Dorj Odbayar, head of Mongolia's Constitutional Court, leaves a regional police station in Incheon, west of Seoul, on Thursday. Photo by Yonhap
Nov. 7 (UPI) -- A high-ranking Mongolian official accused of groping a South Korean flight attendant last week appears to have backed down from his initial denial of charges during new questioning, police said Thursday.
Dorj Odbayar, the chairman of Mongolia's Constitutional Court, is alleged to have touched the buttocks of a female flight attendant and intimidated a Mongolian crew member on a Korean Air flight from Ulaanbaatar to Incheon, west of Seoul, on Oct. 31.

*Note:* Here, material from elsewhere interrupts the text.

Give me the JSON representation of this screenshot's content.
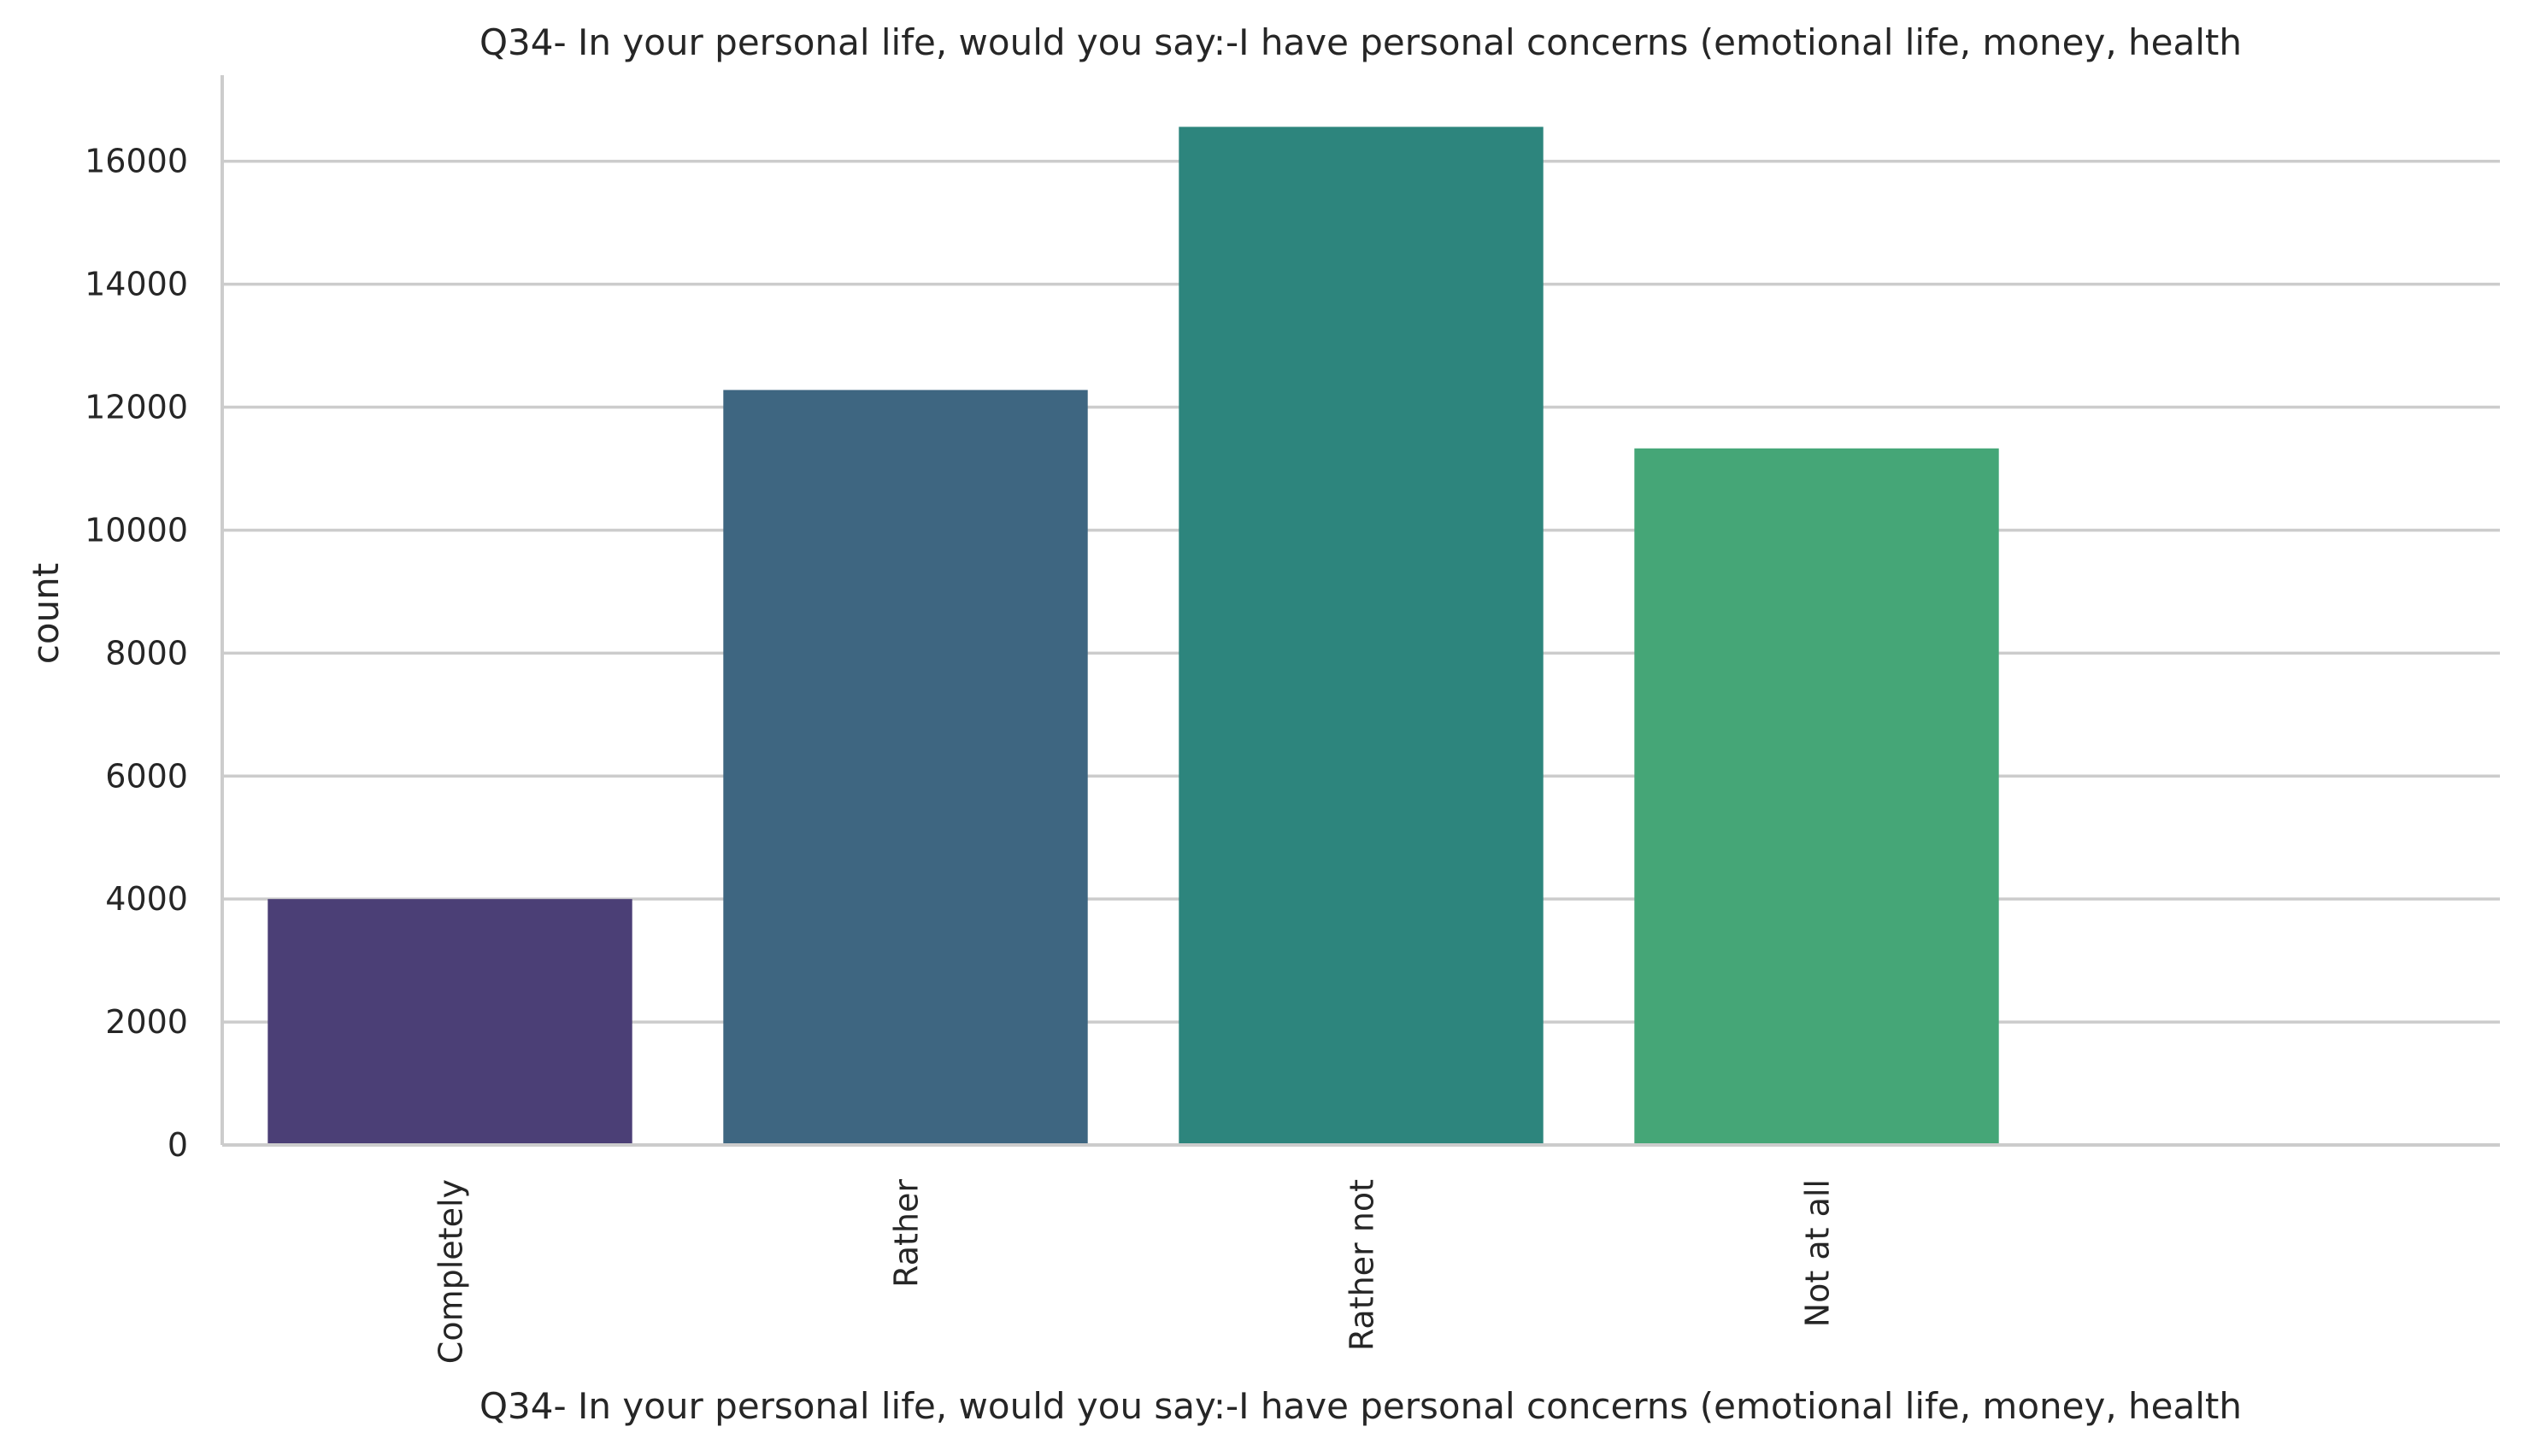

During an interrogation by airport police last Friday, he flatly denied the charges, saying he'd been mistaken for another Mongolian man who. He left the country immediately after the probe.

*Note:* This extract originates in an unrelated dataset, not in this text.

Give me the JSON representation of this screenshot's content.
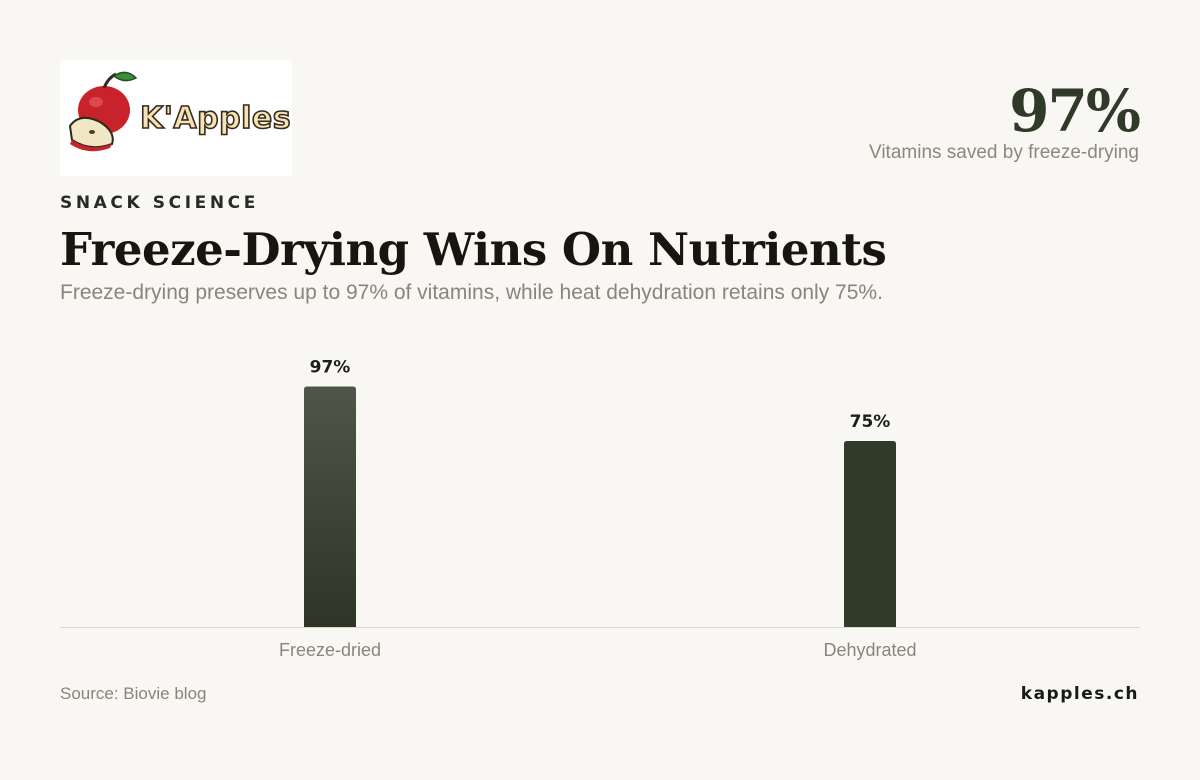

Odbayar returned to South Korea on Wednesday and was detained for a second round of questioning by the Incheon Metropolitan Police Agency. He told investigators he doesn't remember what happened because he was drunk, police said.
"If the victims made such claims, [I] might have done so under the influence of alcohol," Odbayar was quoted as saying during the nine-hour interrogation. He was released at midnight.
Odbayar had planned to depart for Mongolia in two days, but the authorities banned him from leaving, pending the outcome of the inquiry.
Police also requested Interpol put on its wanted list a Mongolian official accompanying him, who has been accused of molesting another stewardess, including wrapping his arms around her shoulders.
Odbayar was on his way to Bali, Indonesia, to attend a board meeting of the Association of Asian Constitutional Courts and Equivalent Institutions. The two were apprehended by security staff on the plane and turned over to airport police, but released after claiming diplomatic immunity.
Police later found their immunity claims unwarranted after consultations with the foreign ministry. They probed the top justice in the airport security zone for 1 1/2 hours the following day and then let him leave for Bali. Police failed to question his colleague because he had already left for Singapore.
Before Odbayar returned to Incheon, police secured a court warrant to detain him for two days. The agency said it secured the same warrant for his companion and is consulting the Mongolian Embassy in Seoul over its plan to summon him.